Better stay out of Los Angeles!

:smiley:

Wonder if this’ll work or turn out to be a boondoggle?

I just want a fuel cell powerplant for my '94 Jeep Wrangler - then I’ll be a happy man.

I want one for my Ford Pinto.

And in a stunning turn of events, Honda has made a car that is vastly better-looking than Mercedes. Go figure.

It’s eating at my brain. I must release this crappy joke upon the rest of the world:

So when the cars of city employees explode will bystandards scream out “Oh the Hahnmanity!”
Seriously, 220 miles per fillup is pretty good for a Model T. If all it needs is hydrogen, we won’t even need fillup stations. It will be possible to build your own little hydrogen pump right there in the garage.

Sadly, I misread this as relating to a fear of hydrogen-powered cats

:slight_smile:

As for cars, well there are all pretty scary!

Wow, imagine how hydrogen powered cats could chase birds…and they could ridicule dogs with impunity.

      • One question I have about nearly every “hydrogen is the perfect alternative fuel” articles is, why is hydrogen referred to as “free”? Where is there any place on Earth to get free liquid hydrogen? Where on Earth does liquid hydrogen bubble up out of the ground every time you drill a hole?
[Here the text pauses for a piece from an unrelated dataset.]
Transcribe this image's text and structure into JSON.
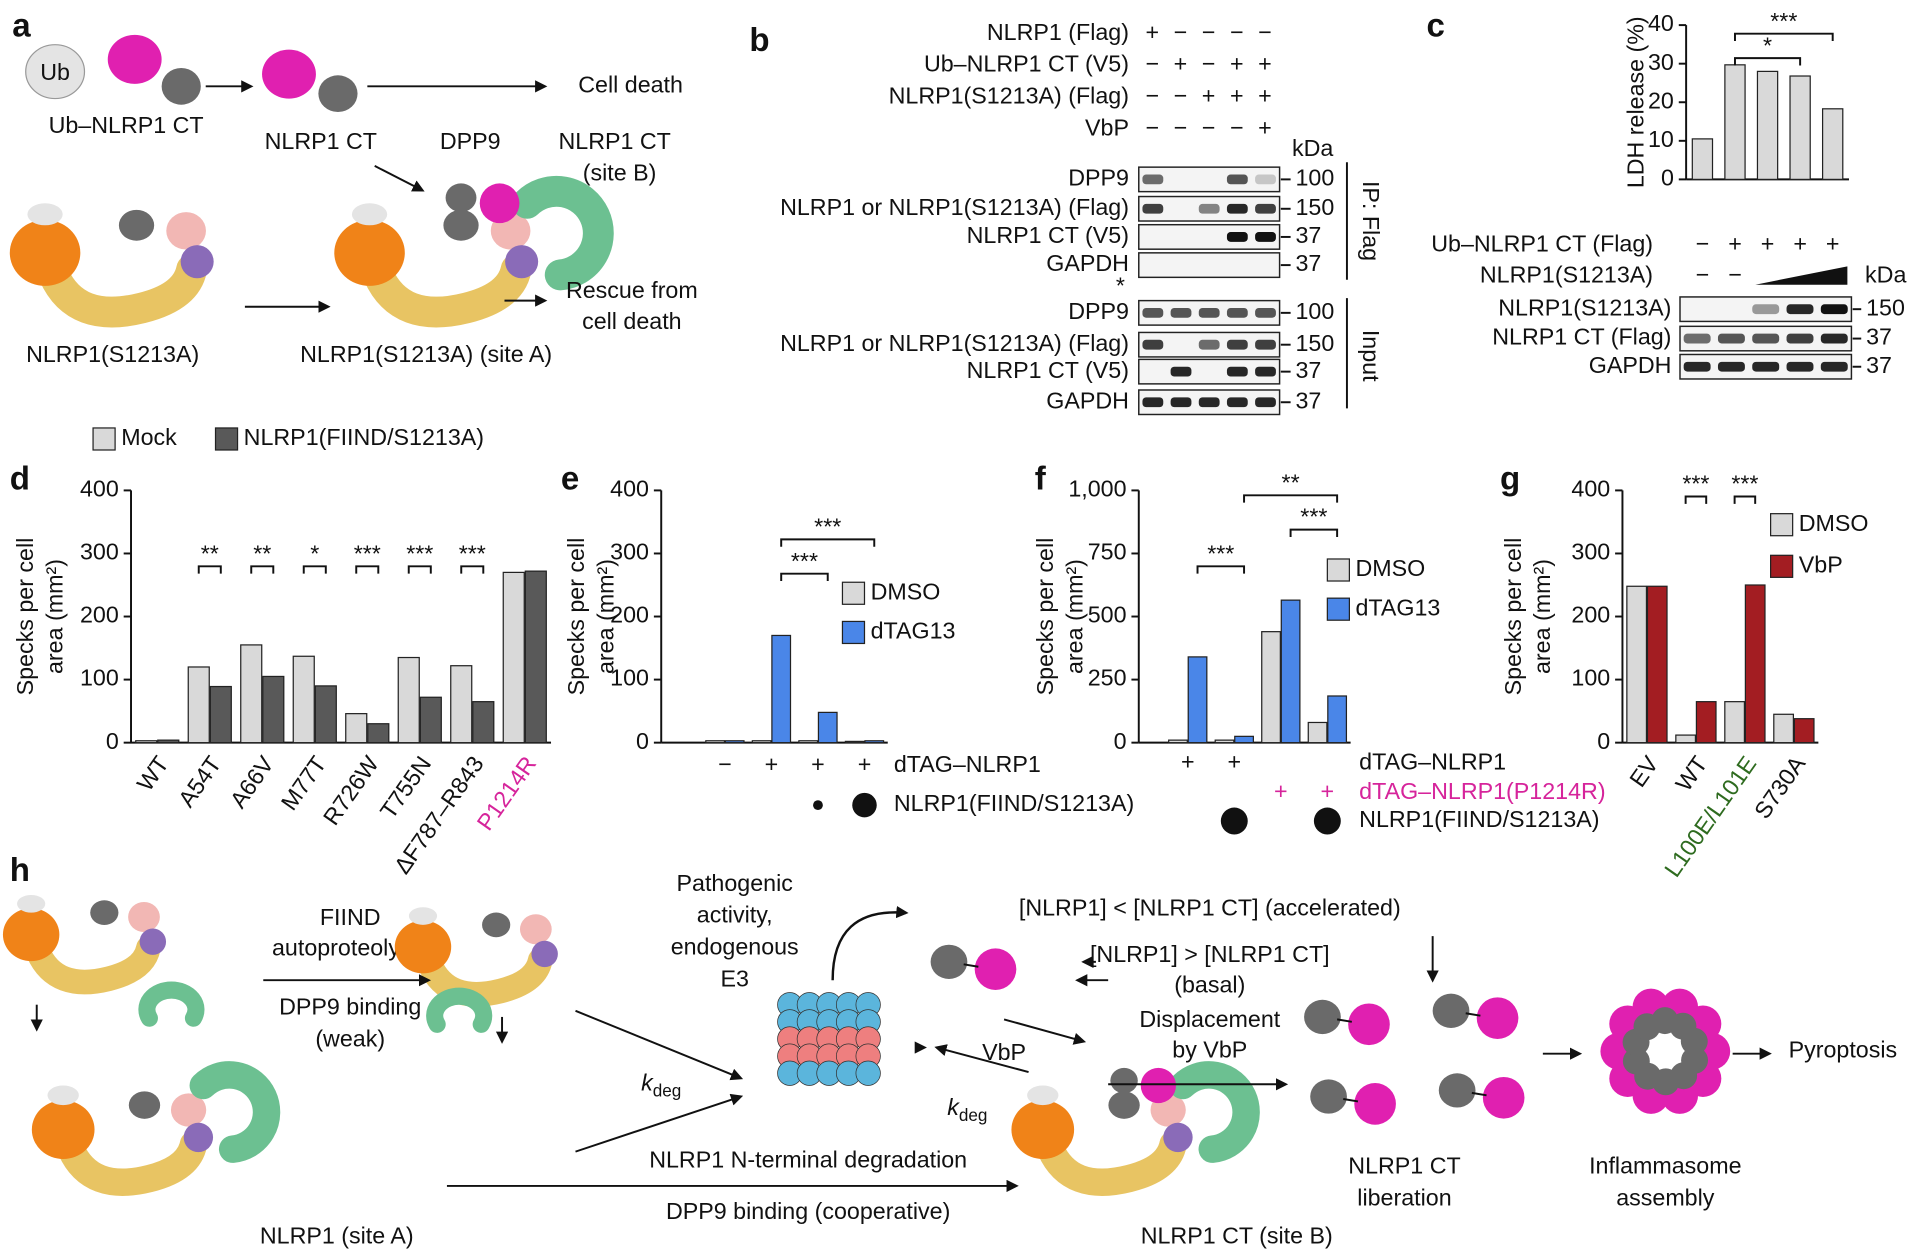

Hydrogen is abundant, but for most of these proposed solutions we need the pure stuff, and most of the hydrogen within our reach is already stuck to something…?
~

I think it is free as in free of pollutants.

I was worried about that as well, DougC… but then I realized that instead of looking on it as a fuel, it’s better to look on it as a very efficient battery.

The problem is that currently, there’s no good way to store electrical energy. When we’ve got hydrogen fuel cells, and they’re common, we’ll be able to generate electricity by nice, safe, renewable means- like solar, wind, wave, etc., and then store that energy as hydrogen, by cracking good ol’ water.

      • I think there’s only three problems here: the vast scale of petroleum consumption it is proposed that hydrogen replace, the generally low outputs of any available alternative-energy system, and the tiny efficiencies with which water can be electrically separated.
  • By the by, wasn’t it Calilfornia that mandated 10% of all cars be electric by 2002? So, how many cheap, efficient electric cars are zipping around out there now? Or do the people elected who come up with these bong-dream laws just not know wtf they are talking about?
    ~

It burst into flames! Oh, the humanity!

Terrified? Not unless they fit one of these engines into the body of a red '58 Plymouth Fury.